Finalement, le progrès technologique ne nous a pas débarrassés des risques extrêmes – accidents nucléaires, tremblements de terre, pandémies, génocides, éruptions volcaniques, pour ne pas faire le tri entre ceux qui sont directement ou indirectement provoqués par l’homme et les autres. Avivée par la catastrophe qui a frappé le Japon ce printemps, cette conscience monte en puissance depuis quelque temps déjà. Et elle se décline, c’est la thèse de ce court essai, sur un fond religieux ancestral qui modèle encore aujourd’hui les pratiques intellectuelles et médiatiques occidentales: la recherche de la faute qui a suscité le courroux divin et surtout le récit de l’Apocalypse, avec ce qu’il suppose de délectation inavouée devant la perspective d’un déchaînement de malheurs précurseur de temps meilleurs.
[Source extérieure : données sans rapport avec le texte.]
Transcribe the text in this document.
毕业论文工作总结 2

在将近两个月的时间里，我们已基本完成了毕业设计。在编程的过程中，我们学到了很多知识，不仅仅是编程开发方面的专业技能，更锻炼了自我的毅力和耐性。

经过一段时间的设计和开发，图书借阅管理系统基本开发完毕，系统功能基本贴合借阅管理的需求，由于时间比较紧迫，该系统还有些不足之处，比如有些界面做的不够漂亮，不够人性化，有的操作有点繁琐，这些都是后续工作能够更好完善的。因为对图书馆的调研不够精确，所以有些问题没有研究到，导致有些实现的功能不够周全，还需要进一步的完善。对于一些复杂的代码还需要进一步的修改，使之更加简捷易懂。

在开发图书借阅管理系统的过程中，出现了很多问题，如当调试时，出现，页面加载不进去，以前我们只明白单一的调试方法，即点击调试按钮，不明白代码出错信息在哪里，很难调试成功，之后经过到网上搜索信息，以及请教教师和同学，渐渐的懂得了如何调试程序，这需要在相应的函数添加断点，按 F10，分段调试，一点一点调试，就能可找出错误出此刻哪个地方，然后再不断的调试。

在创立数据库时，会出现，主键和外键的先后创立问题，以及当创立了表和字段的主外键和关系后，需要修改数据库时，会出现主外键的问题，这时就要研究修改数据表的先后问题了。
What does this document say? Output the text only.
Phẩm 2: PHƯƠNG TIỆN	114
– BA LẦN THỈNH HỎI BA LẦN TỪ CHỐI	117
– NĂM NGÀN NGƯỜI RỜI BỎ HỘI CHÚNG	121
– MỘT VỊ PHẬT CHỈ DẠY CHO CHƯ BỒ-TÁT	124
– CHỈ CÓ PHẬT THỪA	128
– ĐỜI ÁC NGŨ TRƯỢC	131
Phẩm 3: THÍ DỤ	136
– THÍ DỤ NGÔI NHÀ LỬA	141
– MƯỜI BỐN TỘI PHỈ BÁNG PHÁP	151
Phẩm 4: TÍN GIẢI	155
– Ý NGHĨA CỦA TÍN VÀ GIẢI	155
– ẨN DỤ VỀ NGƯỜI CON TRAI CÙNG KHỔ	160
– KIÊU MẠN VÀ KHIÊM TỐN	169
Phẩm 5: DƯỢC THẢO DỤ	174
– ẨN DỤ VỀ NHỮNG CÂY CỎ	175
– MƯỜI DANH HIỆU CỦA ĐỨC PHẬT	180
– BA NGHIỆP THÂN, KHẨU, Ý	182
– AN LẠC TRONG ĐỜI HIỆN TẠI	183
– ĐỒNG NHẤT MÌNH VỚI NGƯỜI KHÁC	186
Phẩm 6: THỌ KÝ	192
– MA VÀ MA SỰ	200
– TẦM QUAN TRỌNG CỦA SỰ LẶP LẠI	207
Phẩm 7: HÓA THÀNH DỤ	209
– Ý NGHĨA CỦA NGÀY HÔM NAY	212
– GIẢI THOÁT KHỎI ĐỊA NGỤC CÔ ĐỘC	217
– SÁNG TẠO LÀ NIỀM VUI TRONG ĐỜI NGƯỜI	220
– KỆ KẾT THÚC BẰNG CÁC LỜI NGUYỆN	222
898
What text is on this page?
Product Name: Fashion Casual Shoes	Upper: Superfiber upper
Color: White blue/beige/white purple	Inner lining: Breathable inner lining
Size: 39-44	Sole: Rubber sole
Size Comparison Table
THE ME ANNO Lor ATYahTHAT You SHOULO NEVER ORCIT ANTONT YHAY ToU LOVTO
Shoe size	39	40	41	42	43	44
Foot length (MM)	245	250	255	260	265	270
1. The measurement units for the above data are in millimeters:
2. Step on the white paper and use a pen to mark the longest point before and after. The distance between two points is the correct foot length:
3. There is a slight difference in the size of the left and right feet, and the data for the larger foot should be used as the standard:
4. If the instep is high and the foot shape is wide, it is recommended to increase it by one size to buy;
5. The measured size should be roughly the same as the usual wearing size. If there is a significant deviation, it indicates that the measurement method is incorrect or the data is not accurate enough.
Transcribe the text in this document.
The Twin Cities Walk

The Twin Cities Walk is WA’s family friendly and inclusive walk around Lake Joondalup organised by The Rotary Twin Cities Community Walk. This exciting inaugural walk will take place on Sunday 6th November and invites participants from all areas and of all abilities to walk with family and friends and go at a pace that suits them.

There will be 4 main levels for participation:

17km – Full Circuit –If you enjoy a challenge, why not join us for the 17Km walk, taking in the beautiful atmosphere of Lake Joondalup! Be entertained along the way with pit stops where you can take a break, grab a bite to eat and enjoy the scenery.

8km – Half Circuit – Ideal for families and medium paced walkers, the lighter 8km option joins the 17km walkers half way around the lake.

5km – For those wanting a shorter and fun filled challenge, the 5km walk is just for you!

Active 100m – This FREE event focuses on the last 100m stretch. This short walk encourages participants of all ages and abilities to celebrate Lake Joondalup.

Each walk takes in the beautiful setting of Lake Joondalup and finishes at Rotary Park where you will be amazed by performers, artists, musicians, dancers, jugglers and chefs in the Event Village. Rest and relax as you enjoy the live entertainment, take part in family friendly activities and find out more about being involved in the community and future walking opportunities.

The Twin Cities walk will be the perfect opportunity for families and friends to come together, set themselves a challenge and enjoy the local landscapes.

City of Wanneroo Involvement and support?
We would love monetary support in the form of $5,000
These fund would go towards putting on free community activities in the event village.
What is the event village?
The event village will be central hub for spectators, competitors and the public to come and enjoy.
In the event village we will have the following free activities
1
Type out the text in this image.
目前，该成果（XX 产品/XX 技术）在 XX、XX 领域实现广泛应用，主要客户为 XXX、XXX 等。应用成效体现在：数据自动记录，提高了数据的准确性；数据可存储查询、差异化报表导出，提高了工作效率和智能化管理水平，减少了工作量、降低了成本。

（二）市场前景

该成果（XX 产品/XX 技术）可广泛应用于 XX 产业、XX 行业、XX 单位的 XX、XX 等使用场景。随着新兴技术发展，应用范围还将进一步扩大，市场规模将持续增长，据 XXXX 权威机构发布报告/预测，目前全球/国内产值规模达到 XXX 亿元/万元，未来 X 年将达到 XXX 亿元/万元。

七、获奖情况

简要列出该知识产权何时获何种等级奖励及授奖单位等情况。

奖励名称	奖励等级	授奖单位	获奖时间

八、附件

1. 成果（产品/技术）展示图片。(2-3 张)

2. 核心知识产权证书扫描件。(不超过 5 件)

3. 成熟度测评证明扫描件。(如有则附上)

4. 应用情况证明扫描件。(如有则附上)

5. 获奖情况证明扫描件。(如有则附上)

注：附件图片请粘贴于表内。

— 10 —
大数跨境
C’est donc sur ce schéma, où la catastrophe et/ou sa menace sont toujours annonciatrices de rédemption si on sait en déchiffrer le sens, que nous parlons réchauffement climatique, dérèglement mondial des marchés, épuisement des ressources planétaires, mais aussi tsunamis, inondations, etc. Ou plutôt que nous écoutons en parler les nouveaux prophètes séculiers qui vaticinent sur les ondes et dont l’évocation est l’occasion de savoureux coups de griffe et de quelques règlements de comptes plus méchants.

Louvoyant entre références philosophico-littéraires grandes et petites – Isaïe et Prolix, le devin de Goscinny, Nietzsche et ­Feydeau –, émaillé de formules parfois un peu trop habiles, ironique, intelligent et froidement désespéré, c’est un texte déroutant, dont on ignore toujours où il va mener et qui, en tout cas, manifeste une cohérence irréprochable. Contrairement aux prophètes qu’il épingle, Régis ­Debray n’a strictement rien à dire sur les catastrophes, leurs causes et leurs leçons. Sinon peut-être qu’il y aurait de la dignité à mettre un peu plus de lucidité dans nos échappatoires.